Uma tese elaborada por dois estudantes de doutorado de Princeton afirmando que a rede social perderá 80% de seus usuários até 2017 foi divulgada também na quinta chamou a atenção na internet e surpreendeu o Facebook, que qualificou o trabalho como “sem sentido”.

No dia seguinte, os especialistas em análise de dados do Facebook, “intrigados com o prognóstico” de sua empresa feito pelos doutorandos, elaboraram um relatório sobre a universidade utilizando “a mesma metodologia” dos pesquisadores em seu “modelo epidemiológico modificado para descrever as dinâmicas da atividade do usuário de redes sociais online”.

O texto de Princeton estabelece uma analogia entre a curva de adoção, ascensão e queda das redes sociais com as doenças infecciosas, e baseia seus prognósticos em tendências extraídas de “dados públicos de buscas realizadas no Google”.

“Extrapolando o modelo que melhor se encaixa com o futuro, sugere-se que o Facebook atravessará um rápido declínio nos próximos anos e perderá um 80% de seu pico de usuários entre 2015 e 2017”.

Em sua resposta à universidade, a rede social afirmou que Princeton tem menos cliques no botão “curtir” do Facebook do que Harvard e Yale. Também afirmou que diminuiu a quantidade de suas publicações desde o ano 2000 e constatou que o número de buscas no Google Scholar –que reúne artigos acadêmicos– sobre Princeton também caiu.

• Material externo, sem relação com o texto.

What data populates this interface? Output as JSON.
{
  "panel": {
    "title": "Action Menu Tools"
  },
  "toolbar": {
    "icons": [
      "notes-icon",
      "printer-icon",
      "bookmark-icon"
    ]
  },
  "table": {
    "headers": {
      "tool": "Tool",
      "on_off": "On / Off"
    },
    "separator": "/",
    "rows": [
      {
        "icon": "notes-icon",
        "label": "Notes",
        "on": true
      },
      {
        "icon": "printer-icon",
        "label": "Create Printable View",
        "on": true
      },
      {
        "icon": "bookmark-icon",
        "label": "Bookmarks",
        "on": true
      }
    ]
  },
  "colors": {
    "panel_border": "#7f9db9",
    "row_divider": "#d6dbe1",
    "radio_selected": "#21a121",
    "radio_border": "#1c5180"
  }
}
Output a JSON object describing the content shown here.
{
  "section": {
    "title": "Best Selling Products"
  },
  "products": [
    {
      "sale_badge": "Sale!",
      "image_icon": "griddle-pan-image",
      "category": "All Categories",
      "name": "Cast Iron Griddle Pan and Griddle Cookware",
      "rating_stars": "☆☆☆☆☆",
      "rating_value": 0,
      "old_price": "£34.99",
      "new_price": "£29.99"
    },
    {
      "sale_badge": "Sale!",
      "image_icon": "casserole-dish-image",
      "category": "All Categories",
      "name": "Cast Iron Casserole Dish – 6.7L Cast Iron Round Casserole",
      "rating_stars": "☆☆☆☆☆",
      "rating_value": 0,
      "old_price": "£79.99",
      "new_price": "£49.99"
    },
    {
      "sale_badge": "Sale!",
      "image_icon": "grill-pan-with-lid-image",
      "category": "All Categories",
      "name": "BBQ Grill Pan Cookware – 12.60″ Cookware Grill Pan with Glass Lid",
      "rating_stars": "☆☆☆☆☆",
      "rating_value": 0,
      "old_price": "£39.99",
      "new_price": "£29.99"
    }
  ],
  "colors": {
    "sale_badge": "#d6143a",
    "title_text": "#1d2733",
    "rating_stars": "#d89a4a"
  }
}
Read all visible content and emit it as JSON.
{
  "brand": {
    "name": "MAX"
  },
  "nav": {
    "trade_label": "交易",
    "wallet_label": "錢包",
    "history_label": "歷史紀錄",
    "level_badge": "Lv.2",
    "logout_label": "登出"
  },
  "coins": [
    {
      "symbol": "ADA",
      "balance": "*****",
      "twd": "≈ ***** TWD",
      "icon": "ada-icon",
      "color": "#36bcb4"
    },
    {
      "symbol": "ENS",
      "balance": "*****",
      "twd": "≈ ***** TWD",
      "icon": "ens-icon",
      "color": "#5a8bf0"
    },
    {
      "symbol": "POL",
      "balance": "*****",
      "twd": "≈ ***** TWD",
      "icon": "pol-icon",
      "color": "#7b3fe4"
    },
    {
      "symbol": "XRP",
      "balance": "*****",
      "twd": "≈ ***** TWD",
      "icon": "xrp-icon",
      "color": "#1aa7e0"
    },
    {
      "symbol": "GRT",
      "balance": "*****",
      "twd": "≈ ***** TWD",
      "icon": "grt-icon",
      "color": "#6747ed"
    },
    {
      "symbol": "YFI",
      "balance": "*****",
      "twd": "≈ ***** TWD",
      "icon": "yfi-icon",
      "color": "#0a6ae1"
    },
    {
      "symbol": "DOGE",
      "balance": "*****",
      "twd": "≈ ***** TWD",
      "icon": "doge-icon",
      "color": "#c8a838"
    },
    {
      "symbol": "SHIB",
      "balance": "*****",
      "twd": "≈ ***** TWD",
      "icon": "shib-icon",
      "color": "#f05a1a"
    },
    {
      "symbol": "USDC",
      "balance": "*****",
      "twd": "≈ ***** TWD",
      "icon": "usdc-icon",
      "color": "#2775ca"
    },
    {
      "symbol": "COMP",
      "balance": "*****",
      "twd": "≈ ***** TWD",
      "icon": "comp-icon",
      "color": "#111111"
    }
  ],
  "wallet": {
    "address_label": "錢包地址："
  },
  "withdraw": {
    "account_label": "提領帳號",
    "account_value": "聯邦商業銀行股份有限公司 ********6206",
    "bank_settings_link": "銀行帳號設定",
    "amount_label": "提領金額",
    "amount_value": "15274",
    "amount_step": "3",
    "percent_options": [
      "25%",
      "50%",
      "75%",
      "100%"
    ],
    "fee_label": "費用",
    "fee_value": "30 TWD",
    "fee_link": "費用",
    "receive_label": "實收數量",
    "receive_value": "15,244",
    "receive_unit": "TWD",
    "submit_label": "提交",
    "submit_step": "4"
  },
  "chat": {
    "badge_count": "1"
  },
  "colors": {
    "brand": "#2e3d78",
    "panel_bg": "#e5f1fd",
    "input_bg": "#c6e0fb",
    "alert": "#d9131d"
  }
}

Usando “o mesmo princípio” do relatório de Princeton, o Facebook estabeleceu uma correlação entre as inscrições de estudantes em uma instituição e a quantidade de buscas sobre ela no Google.

“Esta tendência sugere que Princeton terá só a metade de suas matrículas atuais em 2018 e, em 2021, não terá alunos”, diz o relatório do Facebook.

Mas a piada ainda foi além.

“Enquanto estamos preocupados com a Universidade de Princeton, nós estamos ainda mais preocupados com o destino do planeta. As pesquisas no Google do termo ‘ar’ também caíram de forma contínua e nossas projeções mostram que para o ano de 2060 não haverá mais ar”, afirmou o “estudo” do Facebook.

Seus autores quiseram “lembrar, de forma divertida, que nem todas as pesquisas são iguais e que alguns métodos de análise levam a conclusões muito equivocadas”.